The crowd lost it—but I only saw him.
And when he reached me, everything else melted away. The noise. The lights. The spectacle.
All that remained was us.
He wrapped his arms around me and kissed me—soft and sure and deep. Not for the cameras. Not for the headlines. But for every moment we’d been apart. Every fear we’d laid down. Every promise we hadn’t spoken but had already started to keep.
My knees nearly buckled, but his hands held me firm.
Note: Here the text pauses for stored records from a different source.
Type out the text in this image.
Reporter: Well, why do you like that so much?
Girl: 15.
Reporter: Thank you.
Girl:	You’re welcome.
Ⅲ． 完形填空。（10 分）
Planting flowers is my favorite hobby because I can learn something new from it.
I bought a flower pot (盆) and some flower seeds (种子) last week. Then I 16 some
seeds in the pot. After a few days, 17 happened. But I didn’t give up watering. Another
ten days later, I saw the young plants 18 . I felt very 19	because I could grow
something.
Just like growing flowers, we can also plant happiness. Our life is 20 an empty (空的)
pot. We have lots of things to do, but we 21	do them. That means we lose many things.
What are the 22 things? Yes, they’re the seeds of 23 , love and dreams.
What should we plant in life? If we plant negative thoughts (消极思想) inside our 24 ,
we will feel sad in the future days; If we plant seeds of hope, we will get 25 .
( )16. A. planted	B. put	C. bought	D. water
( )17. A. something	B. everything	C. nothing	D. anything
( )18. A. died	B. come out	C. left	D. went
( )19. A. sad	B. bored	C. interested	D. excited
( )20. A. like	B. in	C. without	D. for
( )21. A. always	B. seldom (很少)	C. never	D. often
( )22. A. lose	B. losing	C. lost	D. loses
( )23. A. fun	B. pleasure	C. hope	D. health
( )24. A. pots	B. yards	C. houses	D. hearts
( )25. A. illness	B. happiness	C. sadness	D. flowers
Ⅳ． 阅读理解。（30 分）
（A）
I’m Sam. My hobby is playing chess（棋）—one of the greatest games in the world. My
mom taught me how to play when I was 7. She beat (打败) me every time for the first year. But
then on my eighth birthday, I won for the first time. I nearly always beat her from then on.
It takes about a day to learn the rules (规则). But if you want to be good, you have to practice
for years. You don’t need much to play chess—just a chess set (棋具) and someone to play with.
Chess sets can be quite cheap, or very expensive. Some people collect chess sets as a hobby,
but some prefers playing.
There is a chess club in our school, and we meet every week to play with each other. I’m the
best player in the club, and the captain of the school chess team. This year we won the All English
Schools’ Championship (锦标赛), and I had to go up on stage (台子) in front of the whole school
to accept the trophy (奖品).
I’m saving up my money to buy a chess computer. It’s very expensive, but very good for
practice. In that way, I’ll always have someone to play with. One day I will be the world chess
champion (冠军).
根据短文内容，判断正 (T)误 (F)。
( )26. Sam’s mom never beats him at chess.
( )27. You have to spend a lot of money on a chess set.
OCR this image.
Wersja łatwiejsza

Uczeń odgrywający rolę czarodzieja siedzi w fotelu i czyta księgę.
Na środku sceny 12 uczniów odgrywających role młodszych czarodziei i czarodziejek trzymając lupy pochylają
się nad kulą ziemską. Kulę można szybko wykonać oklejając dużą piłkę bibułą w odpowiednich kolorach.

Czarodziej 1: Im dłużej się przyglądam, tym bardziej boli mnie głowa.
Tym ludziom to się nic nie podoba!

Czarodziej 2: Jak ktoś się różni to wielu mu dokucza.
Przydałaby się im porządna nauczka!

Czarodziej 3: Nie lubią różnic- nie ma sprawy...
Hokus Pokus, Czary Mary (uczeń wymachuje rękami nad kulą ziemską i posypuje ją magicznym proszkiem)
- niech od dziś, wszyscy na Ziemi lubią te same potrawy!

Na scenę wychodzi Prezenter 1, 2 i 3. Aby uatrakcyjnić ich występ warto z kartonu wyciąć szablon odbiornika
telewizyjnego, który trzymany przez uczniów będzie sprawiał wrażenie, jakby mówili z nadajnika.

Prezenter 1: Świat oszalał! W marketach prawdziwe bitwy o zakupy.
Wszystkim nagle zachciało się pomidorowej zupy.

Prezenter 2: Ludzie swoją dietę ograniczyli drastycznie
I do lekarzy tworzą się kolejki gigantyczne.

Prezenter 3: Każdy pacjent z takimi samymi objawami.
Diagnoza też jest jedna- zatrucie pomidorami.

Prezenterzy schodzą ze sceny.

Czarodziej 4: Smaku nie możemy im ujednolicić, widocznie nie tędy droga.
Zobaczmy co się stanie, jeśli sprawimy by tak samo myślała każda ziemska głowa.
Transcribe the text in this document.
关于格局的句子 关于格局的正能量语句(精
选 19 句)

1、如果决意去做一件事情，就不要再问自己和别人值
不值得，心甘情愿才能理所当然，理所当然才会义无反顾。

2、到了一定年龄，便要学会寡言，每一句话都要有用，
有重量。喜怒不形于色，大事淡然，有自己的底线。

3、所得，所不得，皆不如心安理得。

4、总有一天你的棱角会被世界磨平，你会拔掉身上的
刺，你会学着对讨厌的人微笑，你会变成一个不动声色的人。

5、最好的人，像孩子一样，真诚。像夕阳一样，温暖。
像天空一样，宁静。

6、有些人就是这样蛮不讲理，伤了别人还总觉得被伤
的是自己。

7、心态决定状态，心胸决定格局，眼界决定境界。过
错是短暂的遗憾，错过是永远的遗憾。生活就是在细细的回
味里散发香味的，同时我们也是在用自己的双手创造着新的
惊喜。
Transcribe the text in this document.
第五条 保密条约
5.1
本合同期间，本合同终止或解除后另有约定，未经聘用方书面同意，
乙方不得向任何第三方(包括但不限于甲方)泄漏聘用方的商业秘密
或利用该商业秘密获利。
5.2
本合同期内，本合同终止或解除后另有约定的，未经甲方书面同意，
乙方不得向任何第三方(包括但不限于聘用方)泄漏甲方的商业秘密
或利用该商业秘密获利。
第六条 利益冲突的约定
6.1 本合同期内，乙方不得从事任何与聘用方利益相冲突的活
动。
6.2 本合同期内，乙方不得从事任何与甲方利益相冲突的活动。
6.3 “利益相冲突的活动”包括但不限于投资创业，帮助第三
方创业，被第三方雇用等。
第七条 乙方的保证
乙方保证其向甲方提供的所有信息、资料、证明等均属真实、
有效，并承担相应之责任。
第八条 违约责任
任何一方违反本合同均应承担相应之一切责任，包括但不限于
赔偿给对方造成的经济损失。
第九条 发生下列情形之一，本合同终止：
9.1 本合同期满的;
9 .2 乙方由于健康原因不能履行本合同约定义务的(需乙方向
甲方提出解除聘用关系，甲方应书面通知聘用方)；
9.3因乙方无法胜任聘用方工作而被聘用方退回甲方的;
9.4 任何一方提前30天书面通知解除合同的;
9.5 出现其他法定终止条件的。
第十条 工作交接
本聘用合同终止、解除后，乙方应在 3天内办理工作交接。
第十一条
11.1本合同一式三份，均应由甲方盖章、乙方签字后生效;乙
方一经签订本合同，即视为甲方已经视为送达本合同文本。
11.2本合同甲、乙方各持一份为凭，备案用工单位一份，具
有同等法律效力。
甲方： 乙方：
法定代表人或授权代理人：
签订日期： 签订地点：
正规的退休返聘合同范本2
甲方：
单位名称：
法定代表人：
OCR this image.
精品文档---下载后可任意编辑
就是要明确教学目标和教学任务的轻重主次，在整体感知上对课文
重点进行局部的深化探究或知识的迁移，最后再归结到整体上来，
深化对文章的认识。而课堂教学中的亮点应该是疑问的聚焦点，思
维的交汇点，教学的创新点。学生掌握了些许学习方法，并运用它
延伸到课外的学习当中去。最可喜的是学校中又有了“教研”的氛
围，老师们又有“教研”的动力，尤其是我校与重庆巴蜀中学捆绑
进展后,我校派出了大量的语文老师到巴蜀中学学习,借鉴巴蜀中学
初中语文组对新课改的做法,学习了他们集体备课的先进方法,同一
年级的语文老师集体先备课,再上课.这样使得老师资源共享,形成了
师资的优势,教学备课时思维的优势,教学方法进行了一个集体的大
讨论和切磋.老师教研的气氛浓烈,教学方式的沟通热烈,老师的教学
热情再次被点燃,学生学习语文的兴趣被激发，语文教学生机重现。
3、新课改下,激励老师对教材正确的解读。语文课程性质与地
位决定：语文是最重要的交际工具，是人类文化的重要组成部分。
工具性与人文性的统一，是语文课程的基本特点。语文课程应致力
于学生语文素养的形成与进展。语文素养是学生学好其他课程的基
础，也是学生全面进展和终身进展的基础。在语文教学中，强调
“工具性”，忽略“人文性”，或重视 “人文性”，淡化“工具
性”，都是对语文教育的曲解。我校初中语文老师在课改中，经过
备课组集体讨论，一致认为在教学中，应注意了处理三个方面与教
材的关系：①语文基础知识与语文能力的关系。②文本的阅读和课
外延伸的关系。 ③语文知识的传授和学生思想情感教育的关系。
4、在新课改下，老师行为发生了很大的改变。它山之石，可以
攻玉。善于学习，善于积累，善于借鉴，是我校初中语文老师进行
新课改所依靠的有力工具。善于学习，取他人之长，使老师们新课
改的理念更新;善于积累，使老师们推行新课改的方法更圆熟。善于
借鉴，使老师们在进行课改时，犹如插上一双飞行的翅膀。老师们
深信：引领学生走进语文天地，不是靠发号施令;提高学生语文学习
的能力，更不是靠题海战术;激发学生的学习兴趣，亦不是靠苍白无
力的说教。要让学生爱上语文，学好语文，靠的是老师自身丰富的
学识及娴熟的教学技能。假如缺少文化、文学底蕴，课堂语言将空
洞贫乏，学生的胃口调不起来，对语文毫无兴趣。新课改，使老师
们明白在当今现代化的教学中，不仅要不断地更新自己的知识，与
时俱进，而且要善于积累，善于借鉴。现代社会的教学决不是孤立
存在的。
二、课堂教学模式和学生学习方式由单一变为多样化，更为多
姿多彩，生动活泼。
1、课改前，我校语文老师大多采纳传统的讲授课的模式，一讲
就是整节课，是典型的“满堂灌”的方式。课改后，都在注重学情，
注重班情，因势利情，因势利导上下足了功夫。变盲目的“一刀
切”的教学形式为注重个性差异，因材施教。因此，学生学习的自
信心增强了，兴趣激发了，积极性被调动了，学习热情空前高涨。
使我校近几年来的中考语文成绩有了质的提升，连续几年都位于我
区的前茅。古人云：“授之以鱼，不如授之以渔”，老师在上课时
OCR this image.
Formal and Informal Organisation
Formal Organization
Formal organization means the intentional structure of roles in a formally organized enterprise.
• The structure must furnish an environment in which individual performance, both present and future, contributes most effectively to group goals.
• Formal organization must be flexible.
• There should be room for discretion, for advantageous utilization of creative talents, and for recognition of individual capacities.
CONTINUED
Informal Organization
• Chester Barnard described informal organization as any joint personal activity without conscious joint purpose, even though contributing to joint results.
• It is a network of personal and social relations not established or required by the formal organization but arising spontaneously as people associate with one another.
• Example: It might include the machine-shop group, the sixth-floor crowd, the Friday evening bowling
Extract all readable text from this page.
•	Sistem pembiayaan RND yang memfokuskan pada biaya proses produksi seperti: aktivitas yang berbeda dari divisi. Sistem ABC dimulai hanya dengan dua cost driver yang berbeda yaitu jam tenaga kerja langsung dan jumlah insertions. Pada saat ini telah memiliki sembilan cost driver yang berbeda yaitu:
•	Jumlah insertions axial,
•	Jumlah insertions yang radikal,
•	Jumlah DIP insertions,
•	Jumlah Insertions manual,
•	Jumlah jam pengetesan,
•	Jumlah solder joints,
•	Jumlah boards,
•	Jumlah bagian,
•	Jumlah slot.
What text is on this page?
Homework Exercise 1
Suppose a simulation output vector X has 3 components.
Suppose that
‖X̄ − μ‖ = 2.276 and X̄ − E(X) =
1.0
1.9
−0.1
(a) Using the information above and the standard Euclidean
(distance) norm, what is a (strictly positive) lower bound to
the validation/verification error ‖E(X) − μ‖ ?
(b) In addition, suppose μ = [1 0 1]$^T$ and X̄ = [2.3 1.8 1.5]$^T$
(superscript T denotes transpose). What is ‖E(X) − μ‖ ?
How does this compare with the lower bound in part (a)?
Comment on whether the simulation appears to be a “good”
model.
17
When he pulled back, his forehead rested against mine. The mic caught the whisper he gave only to me…
“All of me is yours.”
My heart split open. Not from hurt—but from the fullness. And this time, I didn’t cry. I just held his face, thumbs brushing the corners of his mouth, and gave him the only truth I had left.
“I know.”
THIRTY-THREE
The cheesesteak was messy—grease slicking the paper wrap, onions slipping out with every bite, hot sauce painting the corner of my mouth.
Taraj watched me devour it with amused disbelief, his own half-eaten sandwich forgotten in his hand.
“I’ve seen you take down a stage in six-inch boots,” he said,voice low, that grin tugging at the corner of his mouth. “But this might be your most savage performance.”
I licked my thumb slow, then raised a brow. “Don’t disrespect the art.”
His laugh was warm, quiet, thick with something heavier than humor. He leaned back against the brick wall behind us, elbows propped, gaze locked on me like I was a song he was trying to memorize.
And just like that, it hit me.
New York. That night with the pizza slice and the streetlight catching the edge of his smile. How he’d looked at me like I was half sin, half miracle. Eyes dark, hungry, reverent. Like every bite I took made him harder.
He was looking at me the same way now.
Same smolder. Same restraint.
Like he was already playing back the sounds I made in his bed. Like he was counting the minutes until he could strip me down and eat every damn thing I left on the wrapper.
My stomach flipped, heat curling low and slow.
He didn’t say anything else.
Just kept watching.
And Lord, I felt it.
Between my thighs. In the rise of my chest. In the pulse beneath my skin that beat like a drum made just for him.
We were tucked into a narrow alley off South Street, posted up in front of a no-name cheesesteak spot with no signage, just a window, a bell, and a line that always curled down the block.
Locals knew.
But now…
Thanks to a teenager who caught us mid-bite and whispered, “Wait—is that Sienna and Taraj?” loud enough to summon the TikTok gods, a different kind of line started to form.
Two girls in pastel hoodies fake-scrolled nearby, stealingglances. A guy in a Sixers jersey pointed at Taraj like he couldn’t believe it. One woman stood across the street, hand to her chest, tears in her eyes just from looking at us.